O português em Portugal é apenas mais um diluído na dezena de milhão. Ele é devoto lampião, buço à Zé Povinho (até os homens), mão esquerda Sagres, mão direita casca de tremoço, dentes da frente tremoço em si.
É engraçado como nos boicotamos cá dentro mas adoramos lá fora. Botamos um mindinho fora do país, e pode ser em Badajoz, a 1,5km da fronteira, e já somos uma raridade, um gambuzino, uma improbabilidade estatística. O português que encontra outro português a uma distância superior a 1,5km da fronteira, acotovela o português com quem está e sussura “olha ali um português”. Como se de um pelicano raro se tratasse. E o português visado, discretamente (ou não) faz o mesmo, tipo coreografia em espelho. E aí, já não há forma de evitar a famosa exclamação – e esta deixa eu adoro, quanto mais perto da fronteira melhor – “Ena, que coincidência!”.

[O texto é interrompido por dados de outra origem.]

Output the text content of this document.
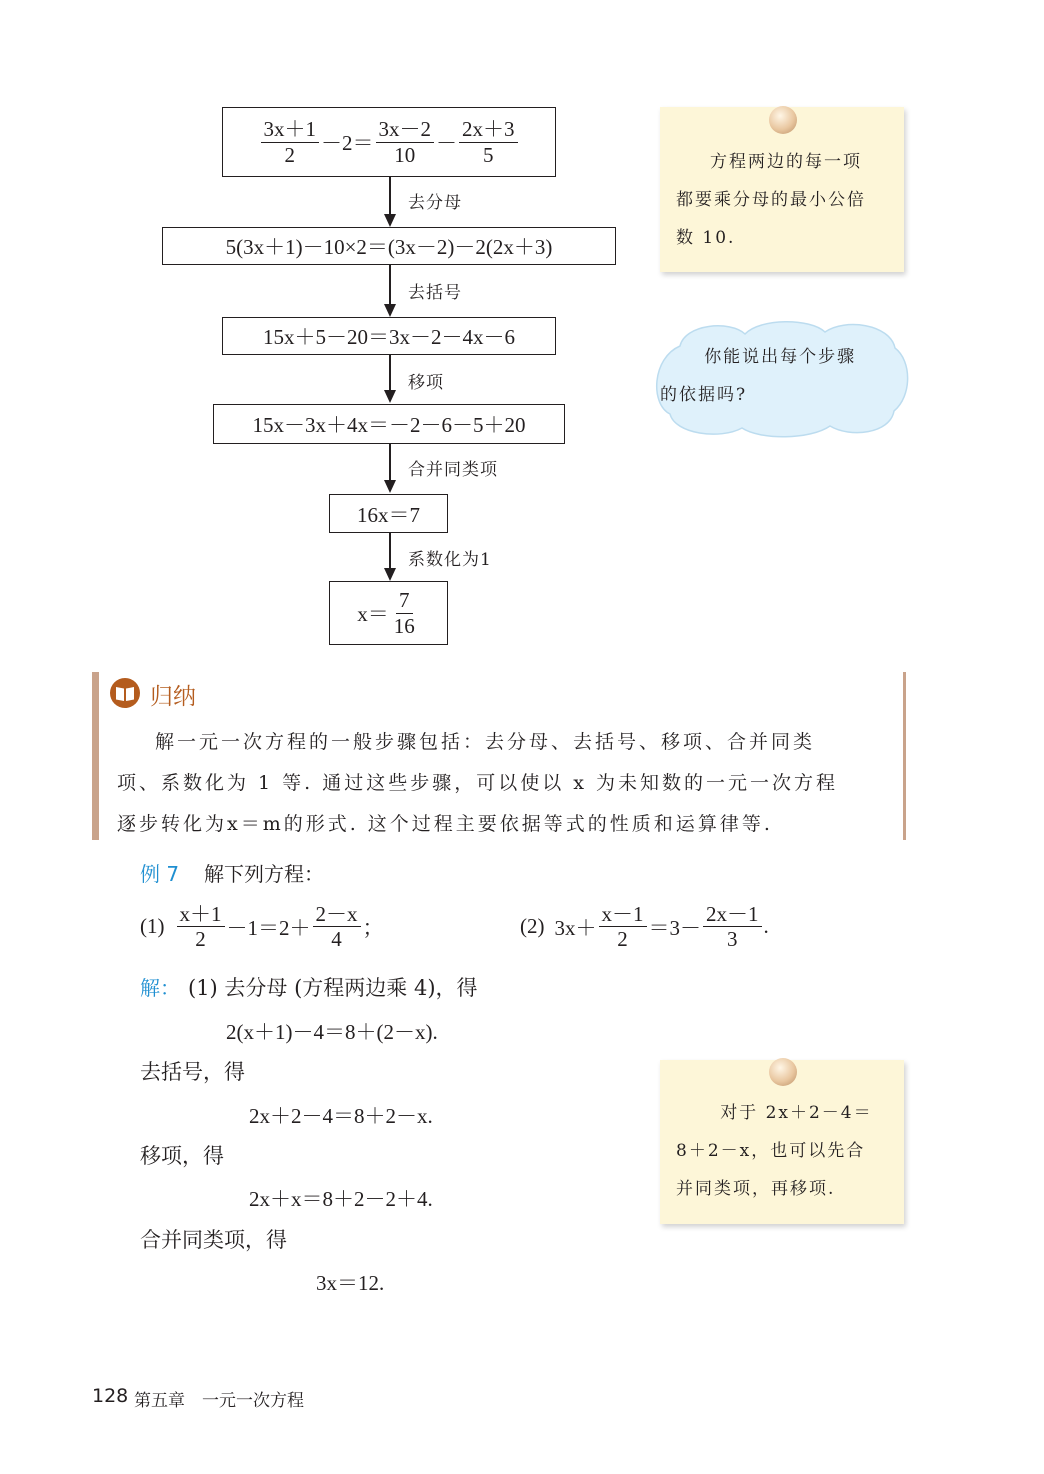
$\frac{3x+1}{2} -2= \frac{3x-2}{10} - \frac{2x+3}{5}$
去分母
5(3x＋1)－10×2＝(3x－2)－2(2x＋3)
去括号
15x＋5－20＝3x－2－4x－6
移项
15x－3x＋4x＝－2－6－5＋20
合并同类项
16x＝7
系数化为1
$x= \frac{7}{16}$
方程两边的每一项
都要乘分母的最小公倍
数 10.
你能说出每个步骤
的依据吗?
归纳
解一元一次方程的一般步骤包括：去分母、去括号、移项、合并同类
项、系数化为 1 等. 通过这些步骤，可以使以 x 为未知数的一元一次方程
逐步转化为x＝m的形式. 这个过程主要依据等式的性质和运算律等.
例 7 解下列方程：
$(1) \frac{x+1}{2} -1=2+ \frac{2-x}{4}$ ；	(2) $3x+ \frac{x-1}{2} =3- \frac{2x-1}{3}$ .
解： (1) 去分母 (方程两边乘 4)，得
2(x＋1)－4＝8＋(2－x).
去括号，得
2x＋2－4＝8＋2－x.
移项，得
2x＋x＝8＋2－2＋4.
合并同类项，得
3x＝12.
对于 2x＋2－4＝
8＋2－x，也可以先合
并同类项，再移项.
128 第五章　一元一次方程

Mesmo quando partimos do aeroporto da Portela, com o avião carregadinho de Joaquins e Manelas, basta passar a fronteira, aterrar em Madrid, andar 9 passos do avião para o transfer e de repente, qual ilusionismo de Luís de Matos, já começamos a achar extraordinário ouvir falar português e o fenómeno acontece, normalmente na seguinte sequência:
– ouvimos com atenção para ter a certeza de que é português de Portugal
– não falamos nem fazemos contacto visual, porque não queremos revelar a nossa nacionalidade de forma irreflectida; antes disso, há que analisar o indivíduo com minúcia, estar atento aos indicadores – as maneiras, a chanata, o bigode, verbalizações como “fosga-se” ou “amandastes-me um SMS”. No fundo, entender se aquela amostra que ali está é alguém que nos vai fazer sentir orgulho ou vexame, no que à partilha de nacionalidade diz respeito.
– findo o diagnóstico, das duas uma: 1. se o indivíduo é labrego, fingimos demência 2. se o indivíduo é aceitável, rejubilamos cá dentro, explodimos de alegria cúmplice. É aquele quentinho patriótico.
– no fim, não nos dirigimos ao pelicano raro. Sussurramos, isso sim, ao português que nos acompanha: “Portugueses aqui, que coincidência!”. E seguimos com a nossa vida, radiantes, a cabeça a rebentar com clichés – “O mundo é pequeno!”, “O português está em todo o lado!”,” É uma praga!”, “Isto é mesmo um T0!” – um queixume ternurento, porque no fundo é realmente uma grande, grande coincidência.
Isto não acontece com mais nacionalidade nenhuma, garanto-vos. Tudo bem, nós temos o estigma dos 11 milhões, mas os liechtensteinianos são 30 000 e eu tenho a certeza de que não fazem esta cobóiada quando se encontram.
Tudo isto surge porque estou recém-chegada de “Marraqueixo-me” (fica para uma próxima dissertação) e o nosso guia levou-nos ao deserto, chamava-se Hassan, Mohammed ou Rahim, com 33,333% de certeza cada um. E de caminho passámos por um grupo de jovens, e eu jurei ouvir um “Puto, bora lá b*ralho!”
E das minhas entranhas saiu um gutural “Ena, que coincidência!”.
Fosga-se, é mesmo assim!!!
lembro-te só o episódio da gelataria dos gelados maravilhosos em barcelona. esse não contas tu.
vivi 8 meses em França, a nostalgia da patria assombrou me algumas vezes, sentia falta de tudo: o clima, o ambiente, as praias, o bairro alto… até que um dia precisei de ir à embaixada de Portugal, uma fila enorme, fui ultrapassado, gritaria, palavrões, gel de cabelo e muitos bébés… e com isso tudo concluo que devo mesmo amar o meu País, a saudade vingou.
É verdade. É a eterna história de se valorizar quando não se tem. Devíamos era gostar mais do nosso país cá dentro, mesmo com os palavrões e o gel. (tu usas gel, que eu sei.)
=) só quando vou ao lux, com a minha manga cava amarela e calças rotas… já agora acrescento outra: uma vez em londres estava a ouvir uma melodia de duas senhoras da limpeza a insultarem violentamente clientes que nao cumprimentavam e a patroa enquanto esperava elevador. Fiz um sorriso longo e disse-lhes boa noite minhas senhoras!
Eu gosto muito de cuscar as conversas dos falantes de língua portuguesa nos autocarros em Inglaterra! Ao fim do dia de trabalho, é quase como uma canção de embalar.
Eu também era pro nisso em Barcelona! eheh
se vivesse em Barcelona… era preciso muito para voltar!